Restaurant Description:  Award winning Franco’s Trattoria, in Dormont, serves contemporary Italian cuisine in a friendly and casual dining environment. The owners, Joseph & Gina D’Amico, opened their doors on August 23, 2000 and have never regretted it. A key to the success of Franco’s is that it is a family project. Joseph’s father, Franco D’Amico of Franco’s Ristorante fame, frequents the restaurant and has been known to season dishes when he thought no one was looking. Executive Chef Joseph Tambellini, most recently from Bravo Franco, is a cousin of the owners and willingly shares his kitchen with Franco. The family feeling is palpable in the restaurant and adds to the ambiance.

Joseph Tambellini and his staff work tirelessly to provide the guests a premier dining experience. They stand ready to prepare the standard menu items (lunch & dinner) as well as five to eight specials each night. Portions are large, but make sure to save room for one of the deserts. The local favorites are the tiramisu and cannoli.
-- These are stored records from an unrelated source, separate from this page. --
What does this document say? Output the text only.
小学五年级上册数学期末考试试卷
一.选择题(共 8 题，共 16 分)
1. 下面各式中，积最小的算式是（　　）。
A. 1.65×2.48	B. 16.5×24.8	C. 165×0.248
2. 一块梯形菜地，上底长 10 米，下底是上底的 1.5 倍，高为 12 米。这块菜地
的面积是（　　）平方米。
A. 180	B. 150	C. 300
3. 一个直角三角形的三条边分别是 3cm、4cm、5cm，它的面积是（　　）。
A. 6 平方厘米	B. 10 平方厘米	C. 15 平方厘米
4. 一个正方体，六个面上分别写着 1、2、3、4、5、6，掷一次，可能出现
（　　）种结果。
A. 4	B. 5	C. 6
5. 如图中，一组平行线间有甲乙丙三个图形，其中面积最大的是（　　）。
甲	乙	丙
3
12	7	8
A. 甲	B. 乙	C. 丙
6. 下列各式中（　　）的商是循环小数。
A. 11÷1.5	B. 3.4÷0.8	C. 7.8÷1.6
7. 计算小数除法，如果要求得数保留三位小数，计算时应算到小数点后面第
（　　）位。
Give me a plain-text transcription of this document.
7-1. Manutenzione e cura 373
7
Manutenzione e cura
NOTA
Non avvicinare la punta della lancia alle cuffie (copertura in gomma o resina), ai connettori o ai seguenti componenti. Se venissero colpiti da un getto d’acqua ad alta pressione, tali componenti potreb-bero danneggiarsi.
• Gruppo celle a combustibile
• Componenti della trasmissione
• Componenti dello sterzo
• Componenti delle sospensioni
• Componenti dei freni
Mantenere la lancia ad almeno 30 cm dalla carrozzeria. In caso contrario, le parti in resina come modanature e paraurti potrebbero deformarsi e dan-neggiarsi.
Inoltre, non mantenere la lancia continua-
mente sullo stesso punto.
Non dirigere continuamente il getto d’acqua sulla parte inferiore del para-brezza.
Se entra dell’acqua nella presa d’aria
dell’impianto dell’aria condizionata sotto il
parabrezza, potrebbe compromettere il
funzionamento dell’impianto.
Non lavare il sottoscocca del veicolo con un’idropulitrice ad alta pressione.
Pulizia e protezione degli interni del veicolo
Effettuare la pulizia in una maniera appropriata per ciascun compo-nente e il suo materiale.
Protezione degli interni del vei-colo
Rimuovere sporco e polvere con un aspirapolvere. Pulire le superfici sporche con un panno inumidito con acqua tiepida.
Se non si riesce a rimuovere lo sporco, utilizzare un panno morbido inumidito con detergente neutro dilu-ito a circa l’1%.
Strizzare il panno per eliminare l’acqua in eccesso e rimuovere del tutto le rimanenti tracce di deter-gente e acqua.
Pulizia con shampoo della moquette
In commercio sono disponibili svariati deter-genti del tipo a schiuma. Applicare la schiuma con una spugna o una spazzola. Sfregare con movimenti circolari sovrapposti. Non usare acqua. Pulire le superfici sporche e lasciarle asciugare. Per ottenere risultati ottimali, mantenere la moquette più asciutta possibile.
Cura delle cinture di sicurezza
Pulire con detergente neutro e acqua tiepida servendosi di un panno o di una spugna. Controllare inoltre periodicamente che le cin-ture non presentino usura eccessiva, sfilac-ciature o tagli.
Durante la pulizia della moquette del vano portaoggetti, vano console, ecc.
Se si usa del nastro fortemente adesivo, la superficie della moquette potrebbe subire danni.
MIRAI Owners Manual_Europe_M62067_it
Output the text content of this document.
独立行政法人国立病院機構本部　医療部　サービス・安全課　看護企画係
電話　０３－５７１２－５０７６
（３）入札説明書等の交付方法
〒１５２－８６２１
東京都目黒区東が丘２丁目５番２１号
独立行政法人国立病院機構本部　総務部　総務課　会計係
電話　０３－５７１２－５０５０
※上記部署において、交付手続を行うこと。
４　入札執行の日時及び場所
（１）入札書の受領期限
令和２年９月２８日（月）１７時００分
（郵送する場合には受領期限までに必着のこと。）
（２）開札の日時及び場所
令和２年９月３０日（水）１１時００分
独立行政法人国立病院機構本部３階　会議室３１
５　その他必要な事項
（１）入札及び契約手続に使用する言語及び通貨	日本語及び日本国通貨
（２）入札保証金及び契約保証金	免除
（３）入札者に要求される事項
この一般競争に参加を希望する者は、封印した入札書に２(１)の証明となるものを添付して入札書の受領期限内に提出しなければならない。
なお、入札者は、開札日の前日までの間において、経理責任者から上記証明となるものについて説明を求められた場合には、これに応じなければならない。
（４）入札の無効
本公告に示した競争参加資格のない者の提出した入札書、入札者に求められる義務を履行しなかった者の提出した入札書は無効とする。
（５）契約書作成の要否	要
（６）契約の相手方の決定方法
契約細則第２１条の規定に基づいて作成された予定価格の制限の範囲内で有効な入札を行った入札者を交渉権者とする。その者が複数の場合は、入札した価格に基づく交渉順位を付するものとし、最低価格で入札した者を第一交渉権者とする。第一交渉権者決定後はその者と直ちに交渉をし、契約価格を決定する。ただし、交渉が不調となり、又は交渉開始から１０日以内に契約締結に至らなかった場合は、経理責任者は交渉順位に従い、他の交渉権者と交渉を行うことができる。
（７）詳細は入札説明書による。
The restaurant can accommodate 78 guests in the main dinning area with an additional 44 seats available in the banquet room. You can have a drink at one of two bars while you wait for your table. The upstairs bar allows smoking, while the downstairs bar is for nonsmoking guests. There is also a lounge where you can indulge in a fine cigar and beverage.

Back to Top

Pittsburgh Post-Gazette Review, Friday, October 27, 2000. Woodene Merriman, the Post-Gazette Dining Critic, gave the restaurant three stars. In this article, she gave the stuffed rainbow trout Florentine a taste score of 10 on a scale from 1-10. She also enjoyed the grilled polenta. She had a tough choice for desert because, "…the tiramisu is wonderful -- soft on top, creamy and moist with liqueur. But Franco’s handmade cannoli is a treat too. The shell is crisp, the filling is made with ricotta, and it comes decorated with whipped cream, chocolate and raspberries."

Back to Top

Pittsburgh Magazine Review, April of 2001. Ann Haigh describes how the executive chef, Joseph Tambellini, "infuses the traditional with a more contemporary viewpoint, particularly in off-menu specials". She discusses how the appetizers are substantially sized and easily satisfy two people. Specifically mentioned are the "wonderful, garlicky sauted mussels". Ann wrote that she was "most fond of the fish specials. They reflect what’s prettiest at market." As for the vegetables, she found the steamed asparagus perfectly-cooked and suggests trying the polenta which is fried, grilled and seasoned with parmesan cheese. She described the cannoli as legendary and mentions that if you "opt for the intensely rich chocolate souffle, you’ll need co-dependents to consume it.